Beberapa waktu terakhir, komunikasi yang buruk dari pejabat Pemerintah, baik Daerah maupun Pusat bukan hanya mencerminkan kurangnya kedewasaan dalam berdialog, tetapi juga menunjukkan sikap antikritik yang berbahaya bagi kesehatan demokrasi kita.

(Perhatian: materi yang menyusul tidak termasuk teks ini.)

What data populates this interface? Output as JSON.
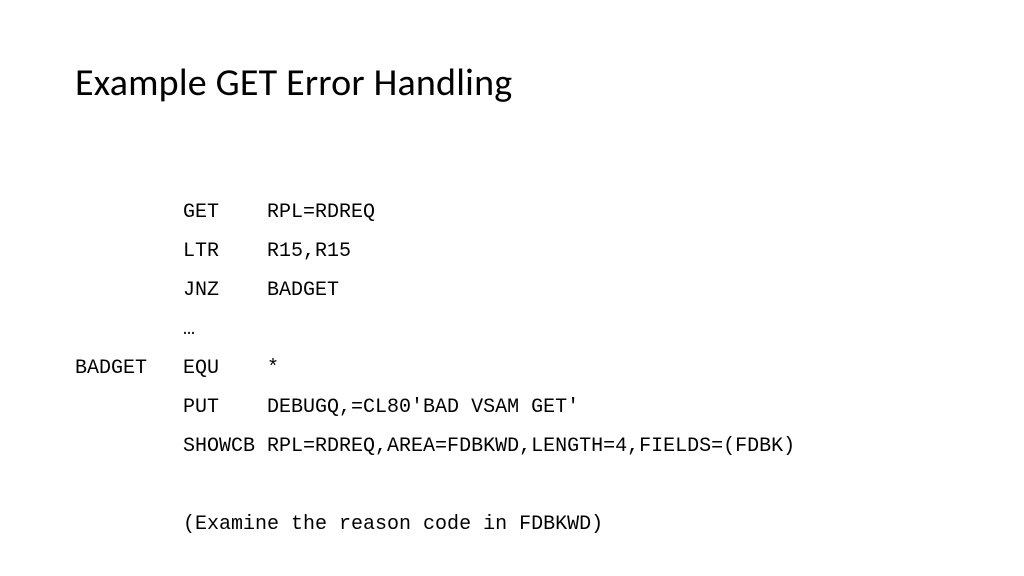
{
  "title": "Example GET Error Handling",
  "code": {
    "l1": "         GET    RPL=RDREQ",
    "l2": "         LTR    R15,R15",
    "l3": "         JNZ    BADGET",
    "l4": "         …",
    "l5": "BADGET   EQU    *",
    "l6": "         PUT    DEBUGQ,=CL80'BAD VSAM GET'",
    "l7": "         SHOWCB RPL=RDREQ,AREA=FDBKWD,LENGTH=4,FIELDS=(FDBK)",
    "l8": "",
    "l9": "         (Examine the reason code in FDBKWD)"
  }
}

Dampak Buruk Arogansi Pejabat Pemerintah terhadap Demokrasi:

Respons pejabat yang merendahkan kritik memiliki konsekuensi serius terhadap stabilitas politik dan sosial, menurut saya ada tiga dampak utama dari komunikasi publik yang buruk ini:

  1. Merosotnya Kepercayaan Publik
    Ketika pejabat meremehkan suara rakyat, masyarakat akan kehilangan kepercayaan terhadap pemerintah. Akibatnya, kebijakan yang dibuat pun semakin sulit diterima oleh publik, karena mereka merasa aspirasi mereka tidak pernah diperhitungkan.
  2. Meningkatnya Polarisasi dan Ketegangan Sosial. Komunikasi yang buruk dari pejabat dapat memperdalam jurang perbedaan pendapat di masyarakat. Mereka yang merasa suaranya tidak didengar akan semakin frustrasi, dan ini bisa memicu ketegangan sosial yang lebih besar.
  3. Kemunduran Demokrasi dan Menguatnya Otoritarianisme. Demokrasi yang sehat membutuhkan ruang bagi kritik dan diskusi terbuka. Ketika pejabat terbiasa merespons kritik dengan sikap merendahkan, ini bisa menjadi tanda awal kemunduran demokrasi dan mengarah pada sistem pemerintahan yang semakin otoriter.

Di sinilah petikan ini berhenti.